O'Neill Near Bottom of List : Rockefeller, Low in Senate Seniority, Tops in Wealth

Associated Press

John D. Rockefeller IV, who ranks at the bottom in Senate seniority, was No. 1 in wealth as congressional disclosure forms gave hints today of the financial status of members of Congress.

But a better estimate than the sketchy information provided by the Senate form of the West Virginia Democrat's oil-based fortune was the $150-million figure given by Forbes Magazine.

Elected to the Senate in 1984 in a campaign in which he spent $12.9 million, much of it his own money, Rockefeller eclipsed such other beneficiaries of inherited fortunes as John Heinz (R-Pa.), John C. Danforth (R-Mo.), Edward M. Kennedy (D-Mass.) and Claiborne Pell (D-R.I.).

At the opposite end of the congressional scale of power and wealth was House Speaker Thomas P. (Tip) O'Neill Jr. (D-Mass.), who listed total assets of $25,000 and liabilities of $63,000.

The public disclosure forms included listings for income, assets and liabilities--within broad ranges--and exact reporting of gifts and honoraria.

Sen. Pete Wilson (R-Calif.), two years in the Senate and remarried, has accumulated property worth at least $1 million, compared to $20,000 when he took office in 1983. His disclosure forms showed income of up to $175,000 last year, as well as the property, which included a San Diego house, a 160-acre Colorado farm, an apartment and stock holdings.
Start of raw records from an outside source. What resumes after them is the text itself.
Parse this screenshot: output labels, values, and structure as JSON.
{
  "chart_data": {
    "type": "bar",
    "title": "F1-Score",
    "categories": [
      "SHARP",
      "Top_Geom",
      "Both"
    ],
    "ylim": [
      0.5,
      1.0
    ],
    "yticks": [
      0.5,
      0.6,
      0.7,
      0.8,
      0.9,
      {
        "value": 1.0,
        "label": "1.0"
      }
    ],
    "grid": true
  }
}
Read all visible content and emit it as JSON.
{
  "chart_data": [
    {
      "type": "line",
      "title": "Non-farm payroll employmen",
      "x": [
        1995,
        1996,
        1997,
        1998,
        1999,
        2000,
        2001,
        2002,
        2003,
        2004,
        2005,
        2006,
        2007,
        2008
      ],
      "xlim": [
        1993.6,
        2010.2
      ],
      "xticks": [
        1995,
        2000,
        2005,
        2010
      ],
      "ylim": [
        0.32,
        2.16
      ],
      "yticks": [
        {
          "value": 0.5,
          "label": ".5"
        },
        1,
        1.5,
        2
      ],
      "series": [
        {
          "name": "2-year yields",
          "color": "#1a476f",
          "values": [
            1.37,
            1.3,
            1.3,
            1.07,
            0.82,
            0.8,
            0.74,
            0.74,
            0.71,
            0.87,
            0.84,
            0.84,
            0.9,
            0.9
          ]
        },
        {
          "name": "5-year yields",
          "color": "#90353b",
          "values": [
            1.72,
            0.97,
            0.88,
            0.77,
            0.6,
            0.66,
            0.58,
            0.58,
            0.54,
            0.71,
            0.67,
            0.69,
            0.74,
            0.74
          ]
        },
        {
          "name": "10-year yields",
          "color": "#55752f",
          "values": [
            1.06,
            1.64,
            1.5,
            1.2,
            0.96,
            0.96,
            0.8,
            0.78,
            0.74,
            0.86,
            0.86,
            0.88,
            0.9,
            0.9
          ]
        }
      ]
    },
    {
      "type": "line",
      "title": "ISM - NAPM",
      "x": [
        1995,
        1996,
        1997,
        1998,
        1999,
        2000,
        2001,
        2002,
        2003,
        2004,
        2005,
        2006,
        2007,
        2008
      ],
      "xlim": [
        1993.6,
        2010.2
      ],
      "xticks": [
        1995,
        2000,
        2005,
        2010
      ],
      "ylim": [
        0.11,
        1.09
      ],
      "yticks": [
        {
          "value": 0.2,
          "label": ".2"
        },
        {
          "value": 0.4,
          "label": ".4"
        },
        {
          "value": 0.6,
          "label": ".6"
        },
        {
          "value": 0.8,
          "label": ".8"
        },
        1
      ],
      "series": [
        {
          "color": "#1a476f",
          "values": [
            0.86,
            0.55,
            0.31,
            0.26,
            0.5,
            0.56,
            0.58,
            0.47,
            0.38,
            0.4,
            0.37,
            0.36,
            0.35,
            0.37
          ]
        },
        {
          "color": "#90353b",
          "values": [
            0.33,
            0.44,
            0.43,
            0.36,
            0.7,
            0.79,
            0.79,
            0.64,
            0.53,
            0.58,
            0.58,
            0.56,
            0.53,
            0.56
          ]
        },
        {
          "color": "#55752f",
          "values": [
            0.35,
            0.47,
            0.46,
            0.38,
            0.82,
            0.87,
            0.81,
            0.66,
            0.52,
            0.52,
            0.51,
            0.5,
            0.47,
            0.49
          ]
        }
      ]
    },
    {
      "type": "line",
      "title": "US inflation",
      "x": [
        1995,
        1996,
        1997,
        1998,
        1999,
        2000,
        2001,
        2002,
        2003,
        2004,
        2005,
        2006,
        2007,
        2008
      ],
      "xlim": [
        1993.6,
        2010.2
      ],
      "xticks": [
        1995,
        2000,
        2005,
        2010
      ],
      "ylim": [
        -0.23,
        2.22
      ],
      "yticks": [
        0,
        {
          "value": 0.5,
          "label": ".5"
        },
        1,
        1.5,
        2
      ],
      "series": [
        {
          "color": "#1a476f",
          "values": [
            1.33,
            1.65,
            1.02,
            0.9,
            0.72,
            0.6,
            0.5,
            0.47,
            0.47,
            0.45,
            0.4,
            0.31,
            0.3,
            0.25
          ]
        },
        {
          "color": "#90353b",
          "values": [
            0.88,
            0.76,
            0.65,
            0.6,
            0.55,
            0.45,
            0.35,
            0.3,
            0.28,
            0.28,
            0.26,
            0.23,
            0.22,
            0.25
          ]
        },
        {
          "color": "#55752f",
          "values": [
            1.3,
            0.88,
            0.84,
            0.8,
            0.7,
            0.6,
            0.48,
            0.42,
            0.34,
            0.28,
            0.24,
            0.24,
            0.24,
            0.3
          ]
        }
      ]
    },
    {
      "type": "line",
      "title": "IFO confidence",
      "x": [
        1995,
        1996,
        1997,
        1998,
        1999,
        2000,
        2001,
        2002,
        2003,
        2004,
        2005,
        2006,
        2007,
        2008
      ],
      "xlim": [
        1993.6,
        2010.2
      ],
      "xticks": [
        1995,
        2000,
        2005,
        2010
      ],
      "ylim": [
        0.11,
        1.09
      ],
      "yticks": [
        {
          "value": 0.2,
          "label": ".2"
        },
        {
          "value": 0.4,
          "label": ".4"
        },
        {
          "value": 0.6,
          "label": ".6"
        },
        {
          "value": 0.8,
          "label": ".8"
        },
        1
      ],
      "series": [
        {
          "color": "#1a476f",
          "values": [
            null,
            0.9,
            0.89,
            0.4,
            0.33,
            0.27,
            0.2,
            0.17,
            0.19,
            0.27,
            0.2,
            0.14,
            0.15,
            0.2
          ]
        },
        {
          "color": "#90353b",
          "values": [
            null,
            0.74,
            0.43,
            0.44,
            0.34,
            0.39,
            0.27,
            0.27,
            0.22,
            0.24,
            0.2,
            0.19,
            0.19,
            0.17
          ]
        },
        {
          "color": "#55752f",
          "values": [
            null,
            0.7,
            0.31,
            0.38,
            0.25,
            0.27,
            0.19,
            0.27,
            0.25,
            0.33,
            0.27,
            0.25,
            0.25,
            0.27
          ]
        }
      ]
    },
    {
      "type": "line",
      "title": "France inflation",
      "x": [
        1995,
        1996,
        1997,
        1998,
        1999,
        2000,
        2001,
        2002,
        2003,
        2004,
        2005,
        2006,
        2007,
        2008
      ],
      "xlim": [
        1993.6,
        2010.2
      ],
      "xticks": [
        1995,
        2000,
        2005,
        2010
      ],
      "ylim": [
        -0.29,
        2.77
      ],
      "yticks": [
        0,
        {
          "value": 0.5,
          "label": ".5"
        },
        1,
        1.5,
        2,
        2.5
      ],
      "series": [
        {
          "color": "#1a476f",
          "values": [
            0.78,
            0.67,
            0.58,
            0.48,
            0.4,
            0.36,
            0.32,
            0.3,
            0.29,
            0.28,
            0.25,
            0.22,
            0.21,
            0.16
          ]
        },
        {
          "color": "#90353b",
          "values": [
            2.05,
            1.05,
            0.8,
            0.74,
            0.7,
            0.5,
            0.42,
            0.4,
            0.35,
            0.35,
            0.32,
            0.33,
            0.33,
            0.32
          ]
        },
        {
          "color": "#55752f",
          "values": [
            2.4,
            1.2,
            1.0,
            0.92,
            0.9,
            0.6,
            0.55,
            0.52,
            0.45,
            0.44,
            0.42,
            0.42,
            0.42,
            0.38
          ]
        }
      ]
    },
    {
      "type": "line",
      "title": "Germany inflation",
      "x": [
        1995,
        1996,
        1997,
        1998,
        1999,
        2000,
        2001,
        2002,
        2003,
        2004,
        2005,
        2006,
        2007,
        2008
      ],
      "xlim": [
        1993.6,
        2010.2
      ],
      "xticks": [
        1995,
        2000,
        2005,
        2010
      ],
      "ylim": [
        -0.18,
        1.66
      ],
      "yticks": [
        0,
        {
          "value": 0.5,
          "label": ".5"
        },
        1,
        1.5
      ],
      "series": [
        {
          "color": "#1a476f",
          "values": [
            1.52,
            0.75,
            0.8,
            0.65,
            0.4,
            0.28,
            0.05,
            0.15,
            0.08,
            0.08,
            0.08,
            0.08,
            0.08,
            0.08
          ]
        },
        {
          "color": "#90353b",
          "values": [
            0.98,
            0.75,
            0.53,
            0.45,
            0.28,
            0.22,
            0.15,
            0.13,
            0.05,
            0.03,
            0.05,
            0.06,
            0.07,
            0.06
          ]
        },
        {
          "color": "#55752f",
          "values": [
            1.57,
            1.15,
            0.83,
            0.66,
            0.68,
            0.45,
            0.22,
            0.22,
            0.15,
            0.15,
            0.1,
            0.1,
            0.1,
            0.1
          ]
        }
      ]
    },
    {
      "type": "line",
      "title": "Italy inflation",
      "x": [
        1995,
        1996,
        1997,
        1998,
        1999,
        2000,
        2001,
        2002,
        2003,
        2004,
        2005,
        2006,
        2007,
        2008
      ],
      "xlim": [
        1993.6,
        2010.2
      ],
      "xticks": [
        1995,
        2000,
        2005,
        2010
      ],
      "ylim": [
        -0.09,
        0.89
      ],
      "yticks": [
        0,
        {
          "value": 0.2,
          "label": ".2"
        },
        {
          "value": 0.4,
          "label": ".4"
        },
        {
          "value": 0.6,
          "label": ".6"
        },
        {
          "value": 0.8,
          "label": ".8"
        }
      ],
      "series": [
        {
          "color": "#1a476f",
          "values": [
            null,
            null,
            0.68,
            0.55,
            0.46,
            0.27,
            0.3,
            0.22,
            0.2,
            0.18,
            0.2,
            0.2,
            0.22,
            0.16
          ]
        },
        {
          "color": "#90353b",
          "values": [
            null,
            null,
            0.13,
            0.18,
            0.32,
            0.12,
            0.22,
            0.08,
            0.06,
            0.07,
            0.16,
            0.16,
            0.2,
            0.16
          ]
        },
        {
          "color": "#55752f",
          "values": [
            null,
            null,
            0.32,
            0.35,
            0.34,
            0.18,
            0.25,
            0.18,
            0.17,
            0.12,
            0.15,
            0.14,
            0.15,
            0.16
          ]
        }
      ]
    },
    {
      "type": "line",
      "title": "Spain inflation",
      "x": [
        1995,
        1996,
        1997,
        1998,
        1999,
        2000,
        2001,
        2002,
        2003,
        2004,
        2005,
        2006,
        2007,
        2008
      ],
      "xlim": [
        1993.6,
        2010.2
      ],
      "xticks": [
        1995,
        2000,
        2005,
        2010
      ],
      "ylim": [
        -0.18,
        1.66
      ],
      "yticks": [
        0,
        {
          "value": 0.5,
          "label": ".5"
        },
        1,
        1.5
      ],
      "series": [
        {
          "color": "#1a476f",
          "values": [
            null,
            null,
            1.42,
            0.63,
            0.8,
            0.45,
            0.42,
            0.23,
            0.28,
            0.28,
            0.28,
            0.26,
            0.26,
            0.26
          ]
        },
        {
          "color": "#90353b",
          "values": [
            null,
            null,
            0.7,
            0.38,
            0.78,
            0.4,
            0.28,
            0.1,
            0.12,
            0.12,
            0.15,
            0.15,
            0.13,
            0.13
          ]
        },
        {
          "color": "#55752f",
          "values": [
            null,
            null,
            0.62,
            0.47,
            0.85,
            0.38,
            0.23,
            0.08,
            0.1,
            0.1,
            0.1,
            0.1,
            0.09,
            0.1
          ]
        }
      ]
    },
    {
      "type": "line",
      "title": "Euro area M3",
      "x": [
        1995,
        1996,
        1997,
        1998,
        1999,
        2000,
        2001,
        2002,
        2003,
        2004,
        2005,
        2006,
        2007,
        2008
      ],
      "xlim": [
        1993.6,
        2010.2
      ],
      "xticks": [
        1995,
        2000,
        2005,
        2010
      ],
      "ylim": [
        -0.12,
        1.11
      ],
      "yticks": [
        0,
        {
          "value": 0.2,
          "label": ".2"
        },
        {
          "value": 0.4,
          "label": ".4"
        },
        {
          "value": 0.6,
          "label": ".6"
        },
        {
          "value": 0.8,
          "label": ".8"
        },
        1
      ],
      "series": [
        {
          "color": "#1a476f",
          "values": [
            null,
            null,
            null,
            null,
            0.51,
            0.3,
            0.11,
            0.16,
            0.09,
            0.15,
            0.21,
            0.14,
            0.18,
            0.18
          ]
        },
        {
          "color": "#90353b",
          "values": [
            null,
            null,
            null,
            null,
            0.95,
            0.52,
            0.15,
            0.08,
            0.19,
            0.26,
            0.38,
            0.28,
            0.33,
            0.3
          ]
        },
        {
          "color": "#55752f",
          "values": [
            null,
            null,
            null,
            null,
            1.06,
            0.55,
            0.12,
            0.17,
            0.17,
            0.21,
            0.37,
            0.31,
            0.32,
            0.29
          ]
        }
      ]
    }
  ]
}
Senate Majority Leader Bob Dole (R-Kan.) is half of one of the capital's best known two-income families. His wife is Transportation Secretary Elizabeth Hanford Dole. Their combined income beyond their government salaries was listed as at least $118,000.

Rockefeller and his wife, Sharon Percy Rockefeller, listed total income of at least $1.3 million in 1984, and assets of $4.14 million or more--in their case, a lot more.

Standard Oil Fortune

The son of John D. Rockefeller III, the senator benefits from two irrevocable family trusts and a third he established when he became governor of West Virginia. Rockefeller's holdings are based in the vast family fortune established by his great grandfather, John D. Rockefeller, the founder of Standard Oil Corp.

Danforth is heir to income from his family's holdings in the Ralston Purina Co.

Heinz is heir to a food family fortune. The Pennsylvania senator disclosed that he received a $972 season pass to the Philadelphia Phillies baseball games last year, but never used it.

Kennedy's income in 1984 was at least $560,193. He received a minimum of $500,000 from trust funds set up by his father, Joseph P. Kennedy.

Pell's fortune is one of America's oldest and is based on widely diversified holdings. The Rhode Island Democrat listed at least $5.4 million in assets and $953,146 in income.